Eucalyptus

Scientific Name: Eucalyptus Globulus
Family: Myrtle (Myrtaceae)
Eucalyptus Facts

Leaves: The leaves of blue gum eucalyptus are stiff, elliptic-ovate, 3 to 6 inches long, with a curved shape and an acute tip, and range from green to reddish brown in color. They are arranged in an opposite fashion. 

Flowers: Yellowish flower buds have a warty cap that falls off, allowing the numerous stamen filaments to extend in shaving-brush fashion above the cup-shaped base (called a hypanthium). In California, eucalyptus blooms from November to April, the wet season. 

Fruit: A distinctive top-shaped woody capsule ripens in October to March in California, about 11 months after flowering. At this stage, the evergreen tree appears to bear many pieces flavored chewing gum. These capsules release seed immediately on ripening, and the seed is wind-dispersed. 

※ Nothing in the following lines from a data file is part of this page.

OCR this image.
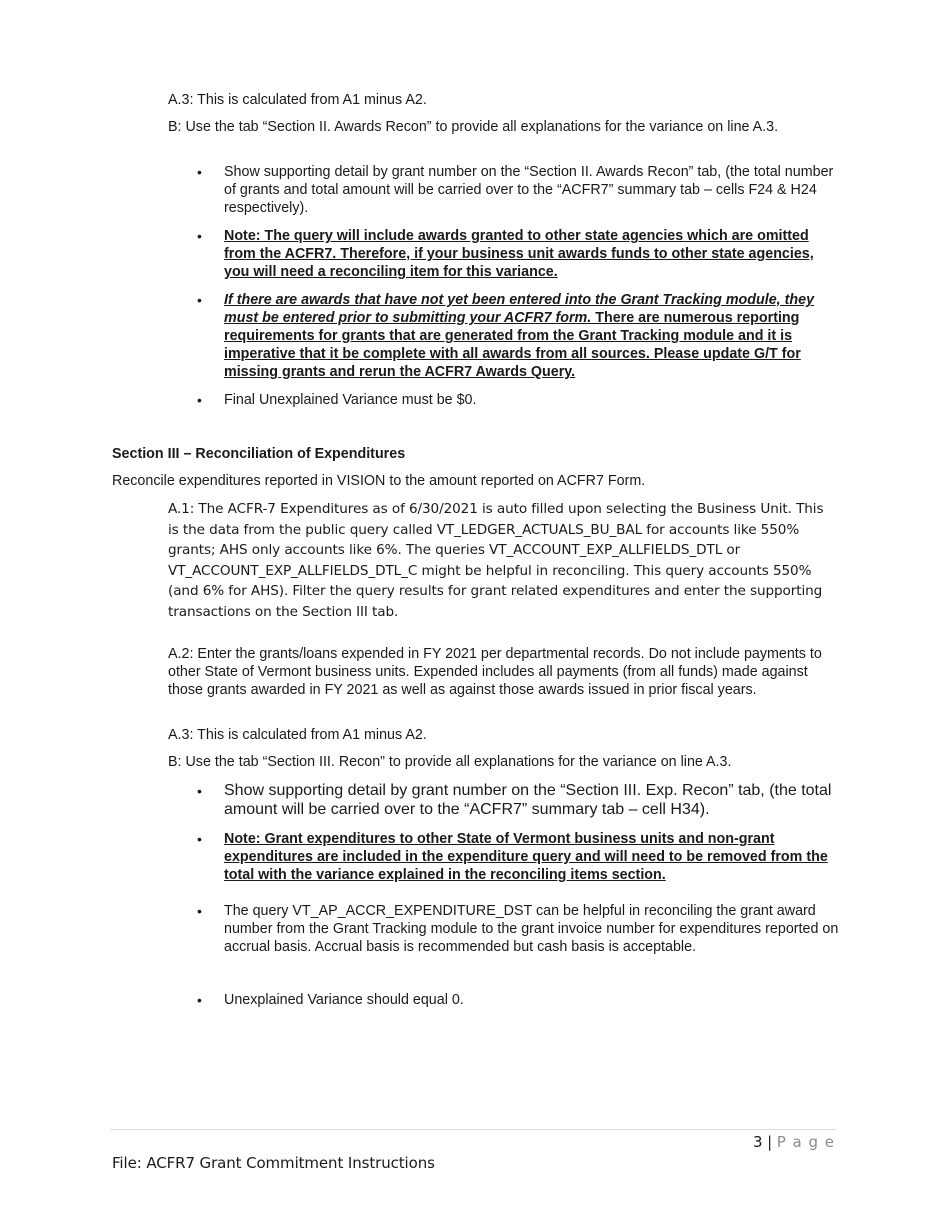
A.3: This is calculated from A1 minus A2.

B: Use the tab “Section II. Awards Recon” to provide all explanations for the variance on line A.3.

• Show supporting detail by grant number on the “Section II. Awards Recon” tab, (the total number of grants and total amount will be carried over to the “ACFR7” summary tab – cells F24 & H24 respectively).

• Note: The query will include awards granted to other state agencies which are omitted from the ACFR7. Therefore, if your business unit awards funds to other state agencies, you will need a reconciling item for this variance.

• If there are awards that have not yet been entered into the Grant Tracking module, they must be entered prior to submitting your ACFR7 form. There are numerous reporting requirements for grants that are generated from the Grant Tracking module and it is imperative that it be complete with all awards from all sources. Please update G/T for missing grants and rerun the ACFR7 Awards Query.

• Final Unexplained Variance must be $0.

Section III – Reconciliation of Expenditures

Reconcile expenditures reported in VISION to the amount reported on ACFR7 Form.

A.1: The ACFR-7 Expenditures as of 6/30/2021 is auto filled upon selecting the Business Unit. This is the data from the public query called VT_LEDGER_ACTUALS_BU_BAL for accounts like 550% grants; AHS only accounts like 6%. The queries VT_ACCOUNT_EXP_ALLFIELDS_DTL or VT_ACCOUNT_EXP_ALLFIELDS_DTL_C might be helpful in reconciling. This query accounts 550% (and 6% for AHS). Filter the query results for grant related expenditures and enter the supporting transactions on the Section III tab.

A.2: Enter the grants/loans expended in FY 2021 per departmental records. Do not include payments to other State of Vermont business units. Expended includes all payments (from all funds) made against those grants awarded in FY 2021 as well as against those awards issued in prior fiscal years.

A.3: This is calculated from A1 minus A2.

B: Use the tab “Section III. Recon” to provide all explanations for the variance on line A.3.

• Show supporting detail by grant number on the “Section III. Exp. Recon” tab, (the total amount will be carried over to the “ACFR7” summary tab – cell H34).

• Note: Grant expenditures to other State of Vermont business units and non-grant expenditures are included in the expenditure query and will need to be removed from the total with the variance explained in the reconciling items section.

• The query VT_AP_ACCR_EXPENDITURE_DST can be helpful in reconciling the grant award number from the Grant Tracking module to the grant invoice number for expenditures reported on accrual basis. Accrual basis is recommended but cash basis is acceptable.

• Unexplained Variance should equal 0.

3 | P a g e

File: ACFR7 Grant Commitment Instructions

Habitat: Indigenous to Australia, where it occurs mainly along the East Coast of Tasmania, blue gum eucalyptus is most frequently found growing in groves or as windbreaks within grassland, scrub, woodland, or forest habitat in a great variety of conditions in Golden Gate National Recreation Area. 

Cultural Uses: Eucalyptus was first employed by Australian aborigines, who chewed the roots for water in the dry outback. Eucalyptus leaves have been crushed and used by the Aborigines to heal wounds, fight infection and fevers, and relieve muscular pain. The wood has been used on cooking fires to flavor food. Early nineteenth-century eclectic physicians in the United States not only employed eucalyptus oil to sterilize instruments and wounds but also recommended a steam inhalation of the vapor of its oil to help treat asthma, bronchitis, whooping cough, and emphysema. Blue gum eucalyptus was first cultivated in California in 1853 as an ornamental plant. Widespread commercial planting, primarily for timber and fuel, began after 1870, with a second planting boom in the early 1900s. By the 1930s, planting in California lost popularity because the wood was found to be unsuitable for lumber production and decreasing in demand as fuel. 

Interesting Information: Blue gum eucalyptus is most invasive on sites subject to summer fog drip and rarely invasive in the Central Valley or in dry southern California locations. It produces a chemical that leaches into the soil and inhibits the growth of indigenous California plant species. Eucalyptus trees, especially the bark litter falling beneath, are extremely flammable, and are a major concern during the hot, dry California summers.